O esforço conjunto carrega uma mensagem clara sobre a saúde pública. A proibição desses aparelhos, sustentada pela Resolução da Diretoria Colegiada (RDC) 855/2024, não é uma medida isolada. O foco das autoridades está na interrupção das redes de importação e distribuição que, segundo o órgão regulador, utilizam estratégias agressivas para conquistar novos consumidores.
Existe um temor latente sobre quem está do outro lado do balcão. O público jovem aparece no centro das preocupações das autoridades, sendo classificado como o alvo preferencial de fabricantes e distribuidores que operam à margem da lei. O argumento oficial é contundente: os chamados dispositivos eletrônicos para fumar (DEF) carregam riscos severos, ignorados por muitos devido ao apelo estético ou aos sabores artificialmente inseridos nos produtos.
Além da fiscalização imediata, há um debate científico que sustenta a urgência dessas operações. Estudos recentes levantados pela vigilância sanitária traçam uma linha direta entre o uso inicial desses dispositivos e a dependência química persistente. A grande questão levantada pelos especialistas é o papel do “vape” como um facilitador para o tabagismo tradicional.
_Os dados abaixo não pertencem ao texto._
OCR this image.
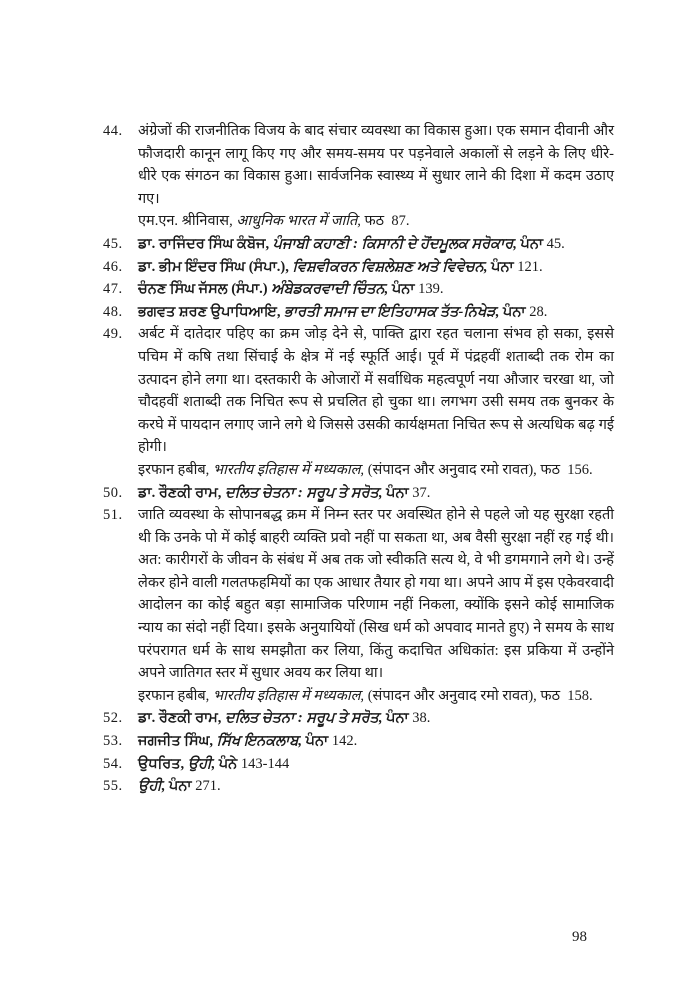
44.	अंग्रेजों की राजनीतिक विजय के बाद संचार व्यवस्था का विकास हुआ। एक समान दीवानी और फौजदारी कानून लागू किए गए और समय-समय पर पड़नेवाले अकालों से लड़ने के लिए धीरे-धीरे एक संगठन का विकास हुआ। सार्वजनिक स्वास्थ्य में सुधार लाने की दिशा में कदम उठाए गए।

एम.एन. श्रीनिवास, आधुनिक भारत में जाति, फठ  87.

45.	ਡਾ. ਰਾਜਿੰਦਰ ਸਿੰਘ ਕੰਬੋਜ, ਪੰਜਾਬੀ ਕਹਾਣੀ : ਕਿਸਾਨੀ ਦੇ ਹੋਂਦਮੂਲਕ ਸਰੋਕਾਰ, ਪੰਨਾ 45.

46.	ਡਾ. ਭੀਮ ਇੰਦਰ ਸਿੰਘ (ਸੰਪਾ.), ਵਿਸ਼ਵੀਕਰਨ ਵਿਸ਼ਲੇਸ਼ਣ ਅਤੇ ਵਿਵੇਚਨ, ਪੰਨਾ 121.

47.	ਚੰਨਣ ਸਿੰਘ ਜੱਸਲ (ਸੰਪਾ.) ਅੰਬੇਡਕਰਵਾਦੀ ਚਿੰਤਨ, ਪੰਨਾ 139.

48.	ਭਗਵਤ ਸ਼ਰਣ ਉਪਾਧਿਆਇ, ਭਾਰਤੀ ਸਮਾਜ ਦਾ ਇਤਿਹਾਸਕ ਤੱਤ-ਨਿਖੇੜ, ਪੰਨਾ 28.

49.	अर्बट में दातेदार पहिए का क्रम जोड़ देने से, पाक्ति द्वारा रहत चलाना संभव हो सका, इससे पचिम में कषि तथा सिंचाई के क्षेत्र में नई स्फूर्ति आई। पूर्व में पंद्रहवीं शताब्दी तक रोम का उत्पादन होने लगा था। दस्तकारी के ओजारों में सर्वाधिक महत्वपूर्ण नया औजार चरखा था, जो चौदहवीं शताब्दी तक निचित रूप से प्रचलित हो चुका था। लगभग उसी समय तक बुनकर के करघे में पायदान लगाए जाने लगे थे जिससे उसकी कार्यक्षमता निचित रूप से अत्यधिक बढ़ गई होगी।

इरफान हबीब, भारतीय इतिहास में मध्यकाल, (संपादन और अनुवाद रमो रावत), फठ  156.

50.	ਡਾ. ਰੌਣਕੀ ਰਾਮ, ਦਲਿਤ ਚੇਤਨਾ : ਸਰੂਪ ਤੇ ਸਰੋਤ, ਪੰਨਾ 37.

51.	जाति व्यवस्था के सोपानबद्ध क्रम में निम्न स्तर पर अवस्थित होने से पहले जो यह सुरक्षा रहती थी कि उनके पो में कोई बाहरी व्यक्ति प्रवो नहीं पा सकता था, अब वैसी सुरक्षा नहीं रह गई थी। अत: कारीगरों के जीवन के संबंध में अब तक जो स्वीकति सत्य थे, वे भी डगमगाने लगे थे। उन्हें लेकर होने वाली गलतफहमियों का एक आधार तैयार हो गया था। अपने आप में इस एकेवरवादी आदोलन का कोई बहुत बड़ा सामाजिक परिणाम नहीं निकला, क्योंकि इसने कोई सामाजिक न्याय का संदो नहीं दिया। इसके अनुयायियों (सिख धर्म को अपवाद मानते हुए) ने समय के साथ परंपरागत धर्म के साथ समझौता कर लिया, किंतु कदाचित अधिकांत: इस प्रकिया में उन्होंने अपने जातिगत स्तर में सुधार अवय कर लिया था।

इरफान हबीब, भारतीय इतिहास में मध्यकाल, (संपादन और अनुवाद रमो रावत), फठ  158.

52.	ਡਾ. ਰੌਣਕੀ ਰਾਮ, ਦਲਿਤ ਚੇਤਨਾ : ਸਰੂਪ ਤੇ ਸਰੋਤ, ਪੰਨਾ 38.

53.	ਜਗਜੀਤ ਸਿੰਘ, ਸਿੱਖ ਇਨਕਲਾਬ, ਪੰਨਾ 142.

54.	ਉਧਰਿਤ, ਉਹੀ, ਪੰਨੇ 143-144

55.	ਉਹੀ, ਪੰਨਾ 271.

98
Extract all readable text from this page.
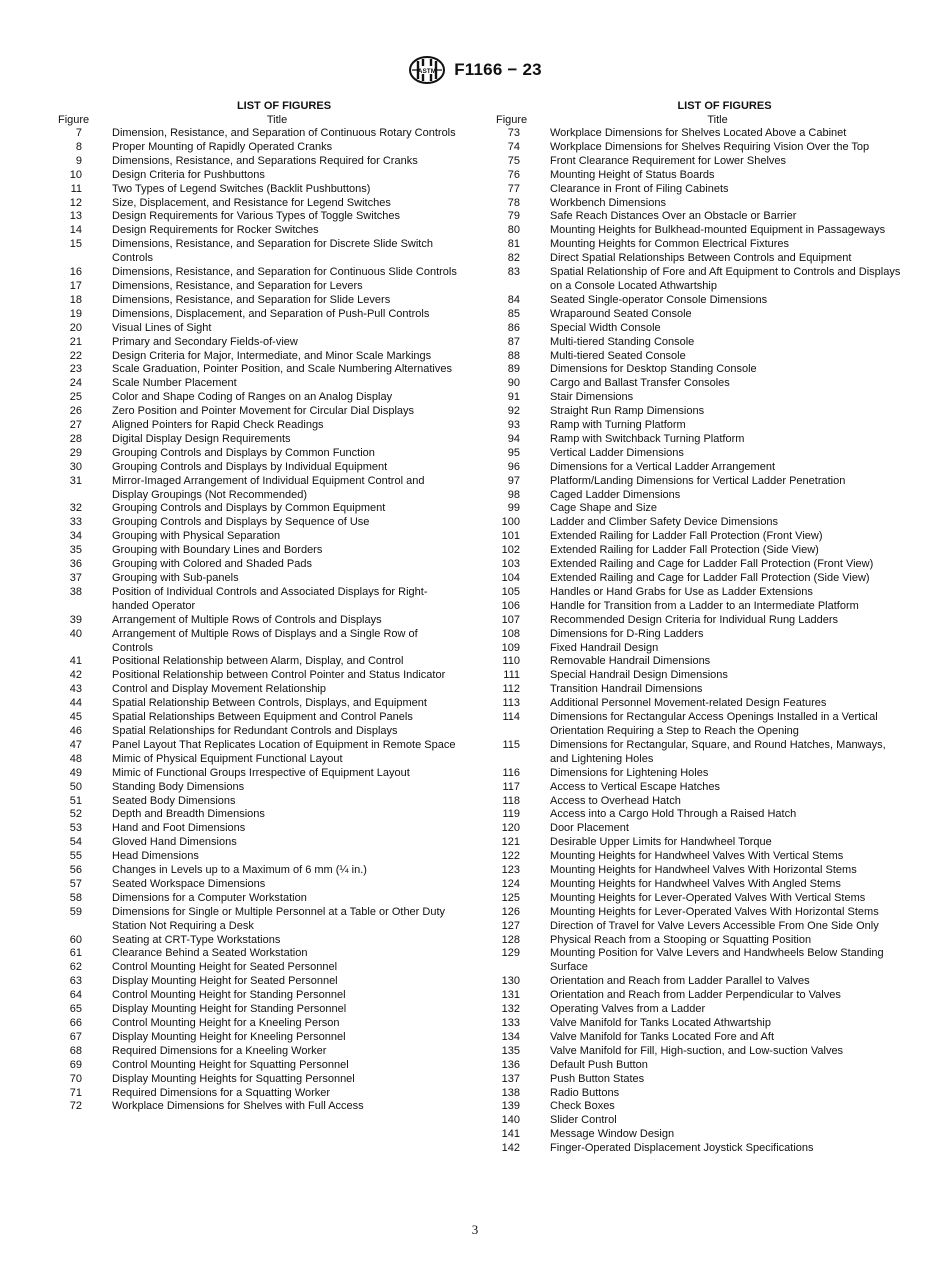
ASTM F1166 − 23
LIST OF FIGURES
Figure	Title
7	Dimension, Resistance, and Separation of Continuous Rotary Controls
8	Proper Mounting of Rapidly Operated Cranks
9	Dimensions, Resistance, and Separations Required for Cranks
10	Design Criteria for Pushbuttons
11	Two Types of Legend Switches (Backlit Pushbuttons)
12	Size, Displacement, and Resistance for Legend Switches
13	Design Requirements for Various Types of Toggle Switches
14	Design Requirements for Rocker Switches
15	Dimensions, Resistance, and Separation for Discrete Slide Switch Controls
16	Dimensions, Resistance, and Separation for Continuous Slide Controls
17	Dimensions, Resistance, and Separation for Levers
18	Dimensions, Resistance, and Separation for Slide Levers
19	Dimensions, Displacement, and Separation of Push-Pull Controls
20	Visual Lines of Sight
21	Primary and Secondary Fields-of-view
22	Design Criteria for Major, Intermediate, and Minor Scale Markings
23	Scale Graduation, Pointer Position, and Scale Numbering Alternatives
24	Scale Number Placement
25	Color and Shape Coding of Ranges on an Analog Display
26	Zero Position and Pointer Movement for Circular Dial Displays
27	Aligned Pointers for Rapid Check Readings
28	Digital Display Design Requirements
29	Grouping Controls and Displays by Common Function
30	Grouping Controls and Displays by Individual Equipment
31	Mirror-Imaged Arrangement of Individual Equipment Control and Display Groupings (Not Recommended)
32	Grouping Controls and Displays by Common Equipment
33	Grouping Controls and Displays by Sequence of Use
34	Grouping with Physical Separation
35	Grouping with Boundary Lines and Borders
36	Grouping with Colored and Shaded Pads
37	Grouping with Sub-panels
38	Position of Individual Controls and Associated Displays for Right-handed Operator
39	Arrangement of Multiple Rows of Controls and Displays
40	Arrangement of Multiple Rows of Displays and a Single Row of Controls
41	Positional Relationship between Alarm, Display, and Control
42	Positional Relationship between Control Pointer and Status Indicator
43	Control and Display Movement Relationship
44	Spatial Relationship Between Controls, Displays, and Equipment
45	Spatial Relationships Between Equipment and Control Panels
46	Spatial Relationships for Redundant Controls and Displays
47	Panel Layout That Replicates Location of Equipment in Remote Space
48	Mimic of Physical Equipment Functional Layout
49	Mimic of Functional Groups Irrespective of Equipment Layout
50	Standing Body Dimensions
51	Seated Body Dimensions
52	Depth and Breadth Dimensions
53	Hand and Foot Dimensions
54	Gloved Hand Dimensions
55	Head Dimensions
56	Changes in Levels up to a Maximum of 6 mm (¼ in.)
57	Seated Workspace Dimensions
58	Dimensions for a Computer Workstation
59	Dimensions for Single or Multiple Personnel at a Table or Other Duty Station Not Requiring a Desk
60	Seating at CRT-Type Workstations
61	Clearance Behind a Seated Workstation
62	Control Mounting Height for Seated Personnel
63	Display Mounting Height for Seated Personnel
64	Control Mounting Height for Standing Personnel
65	Display Mounting Height for Standing Personnel
66	Control Mounting Height for a Kneeling Person
67	Display Mounting Height for Kneeling Personnel
68	Required Dimensions for a Kneeling Worker
69	Control Mounting Height for Squatting Personnel
70	Display Mounting Heights for Squatting Personnel
71	Required Dimensions for a Squatting Worker
72	Workplace Dimensions for Shelves with Full Access
LIST OF FIGURES
Figure	Title
73	Workplace Dimensions for Shelves Located Above a Cabinet
74	Workplace Dimensions for Shelves Requiring Vision Over the Top
75	Front Clearance Requirement for Lower Shelves
76	Mounting Height of Status Boards
77	Clearance in Front of Filing Cabinets
78	Workbench Dimensions
79	Safe Reach Distances Over an Obstacle or Barrier
80	Mounting Heights for Bulkhead-mounted Equipment in Passageways
81	Mounting Heights for Common Electrical Fixtures
82	Direct Spatial Relationships Between Controls and Equipment
83	Spatial Relationship of Fore and Aft Equipment to Controls and Displays on a Console Located Athwartship
84	Seated Single-operator Console Dimensions
85	Wraparound Seated Console
86	Special Width Console
87	Multi-tiered Standing Console
88	Multi-tiered Seated Console
89	Dimensions for Desktop Standing Console
90	Cargo and Ballast Transfer Consoles
91	Stair Dimensions
92	Straight Run Ramp Dimensions
93	Ramp with Turning Platform
94	Ramp with Switchback Turning Platform
95	Vertical Ladder Dimensions
96	Dimensions for a Vertical Ladder Arrangement
97	Platform/Landing Dimensions for Vertical Ladder Penetration
98	Caged Ladder Dimensions
99	Cage Shape and Size
100	Ladder and Climber Safety Device Dimensions
101	Extended Railing for Ladder Fall Protection (Front View)
102	Extended Railing for Ladder Fall Protection (Side View)
103	Extended Railing and Cage for Ladder Fall Protection (Front View)
104	Extended Railing and Cage for Ladder Fall Protection (Side View)
105	Handles or Hand Grabs for Use as Ladder Extensions
106	Handle for Transition from a Ladder to an Intermediate Platform
107	Recommended Design Criteria for Individual Rung Ladders
108	Dimensions for D-Ring Ladders
109	Fixed Handrail Design
110	Removable Handrail Dimensions
111	Special Handrail Design Dimensions
112	Transition Handrail Dimensions
113	Additional Personnel Movement-related Design Features
114	Dimensions for Rectangular Access Openings Installed in a Vertical Orientation Requiring a Step to Reach the Opening
115	Dimensions for Rectangular, Square, and Round Hatches, Manways, and Lightening Holes
116	Dimensions for Lightening Holes
117	Access to Vertical Escape Hatches
118	Access to Overhead Hatch
119	Access into a Cargo Hold Through a Raised Hatch
120	Door Placement
121	Desirable Upper Limits for Handwheel Torque
122	Mounting Heights for Handwheel Valves With Vertical Stems
123	Mounting Heights for Handwheel Valves With Horizontal Stems
124	Mounting Heights for Handwheel Valves With Angled Stems
125	Mounting Heights for Lever-Operated Valves With Vertical Stems
126	Mounting Heights for Lever-Operated Valves With Horizontal Stems
127	Direction of Travel for Valve Levers Accessible From One Side Only
128	Physical Reach from a Stooping or Squatting Position
129	Mounting Position for Valve Levers and Handwheels Below Standing Surface
130	Orientation and Reach from Ladder Parallel to Valves
131	Orientation and Reach from Ladder Perpendicular to Valves
132	Operating Valves from a Ladder
133	Valve Manifold for Tanks Located Athwartship
134	Valve Manifold for Tanks Located Fore and Aft
135	Valve Manifold for Fill, High-suction, and Low-suction Valves
136	Default Push Button
137	Push Button States
138	Radio Buttons
139	Check Boxes
140	Slider Control
141	Message Window Design
142	Finger-Operated Displacement Joystick Specifications
3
A literatura técnica sugere que o uso de cigarros eletrônicos funciona como uma porta de entrada. Adolescentes e crianças que experimentam esses itens teriam, estatisticamente, uma probabilidade muito maior de migrar para o cigarro convencional do que aqueles que nunca tocaram nos eletrônicos. Essa transição torna-se um dos principais pontos de atenção da saúde coletiva, preocupada com a formação de uma nova geração de fumantes.
A investida desta semana serve, portanto, como um aviso sobre o volume de produtos ilegais que tentam cruzar as fronteiras brasileiras. Enquanto a mercadoria segue para a destruição, o controle sanitário intensifica o monitoramento para tentar desarticular as rotas que mantêm esses dispositivos nas prateleiras clandestinas.